McHenry County residents pay way too much in property taxes.
We’ve written the above line – or some variation of it – at least a hundred times over the past several years.
Property taxes here are 29th highest by county in the nation, according to one study.
And according to a 2015 analysis by the Chicago Tribune, McHenry County residents pay by far the highest median effective property tax rates – 4.02 percent of their homes’ value, annually – of any of the collar counties, Chicago and Cook included. By comparison, Chicago residents pay a median 2.1 percent. DuPage County: 2.75 percent. Lake County: 3.3 percent.
Out-of-control property taxes are a major reason why McHenry County has been losing population since 2010.
Democrat Jack Franks, the county’s first popularly elected McHenry County Board chairman, ran for office last year largely on the platform of reducing county residents’ property tax burden. He did so in a Republican-dominated county against a Republican opponent and he won convincingly, carrying 57.5 percent of the vote.
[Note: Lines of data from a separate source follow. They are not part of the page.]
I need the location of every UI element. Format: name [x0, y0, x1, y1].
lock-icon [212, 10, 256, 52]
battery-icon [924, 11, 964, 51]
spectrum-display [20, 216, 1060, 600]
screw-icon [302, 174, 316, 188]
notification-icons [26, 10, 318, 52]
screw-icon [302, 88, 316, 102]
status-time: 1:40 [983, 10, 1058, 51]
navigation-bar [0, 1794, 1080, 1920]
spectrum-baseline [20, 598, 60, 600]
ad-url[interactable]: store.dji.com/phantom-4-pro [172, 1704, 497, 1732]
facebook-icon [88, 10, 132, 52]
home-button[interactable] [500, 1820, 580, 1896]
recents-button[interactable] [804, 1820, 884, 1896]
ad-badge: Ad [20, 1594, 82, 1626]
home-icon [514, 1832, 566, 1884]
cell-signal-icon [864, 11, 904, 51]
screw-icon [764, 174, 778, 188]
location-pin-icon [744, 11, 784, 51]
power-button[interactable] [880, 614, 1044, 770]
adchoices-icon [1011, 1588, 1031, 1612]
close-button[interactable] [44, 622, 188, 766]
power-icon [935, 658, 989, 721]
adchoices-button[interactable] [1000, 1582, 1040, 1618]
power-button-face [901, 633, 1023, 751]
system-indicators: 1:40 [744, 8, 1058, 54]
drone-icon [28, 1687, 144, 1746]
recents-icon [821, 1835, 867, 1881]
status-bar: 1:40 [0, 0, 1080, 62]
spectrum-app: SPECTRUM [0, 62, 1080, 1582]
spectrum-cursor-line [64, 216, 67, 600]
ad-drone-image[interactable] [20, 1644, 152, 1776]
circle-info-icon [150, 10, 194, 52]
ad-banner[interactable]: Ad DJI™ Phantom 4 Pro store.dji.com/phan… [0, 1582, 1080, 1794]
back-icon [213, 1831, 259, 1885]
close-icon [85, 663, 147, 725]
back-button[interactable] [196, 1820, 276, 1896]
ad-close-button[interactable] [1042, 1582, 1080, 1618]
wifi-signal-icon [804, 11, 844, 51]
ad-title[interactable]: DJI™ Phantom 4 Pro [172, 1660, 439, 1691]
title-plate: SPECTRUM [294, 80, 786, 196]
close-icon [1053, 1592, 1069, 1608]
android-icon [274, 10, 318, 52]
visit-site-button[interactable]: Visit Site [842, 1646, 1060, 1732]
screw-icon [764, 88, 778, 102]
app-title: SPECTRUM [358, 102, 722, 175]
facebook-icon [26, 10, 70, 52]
Many Republican County Board members ran on a similar platform of reducing property taxes.
That makes last week’s County Board vote all the more perplexing.
Franks asked the Republican-dominated board to place an advisory referendum on the April 4 ballot. The referendum, similar to ones already approved in Lakewood, Fox River Grove, and Lake in the Hills, asks voters whether local taxing bodies should require their permission to raise taxes by any amount.
But by a 17-7 vote, the County Board instead removed it from the agenda, citing “procedural” concerns. It’s now too late to get the item on the April ballot.
Unfortunately, the vote was more about politics than good governance. It was more about Republicans blocking Democrat Franks than doing what is right for their constituents.
Yes, it’s an advisory referendum, meaning it’s nonbinding. Nothing directly happens if the referendum passes or fails. But it could send a message:
To local school boards and other taxing bodies that consistently raise their tax levies each year despite the huge burden on homeowners and local businesses. To lawmakers in Springfield who are considering property tax freeze legislation in addition to enormous tax increases in other areas.
Our message to the County Board: Stop playing politics and do what voters elected you to do in the first place: work in their best interests.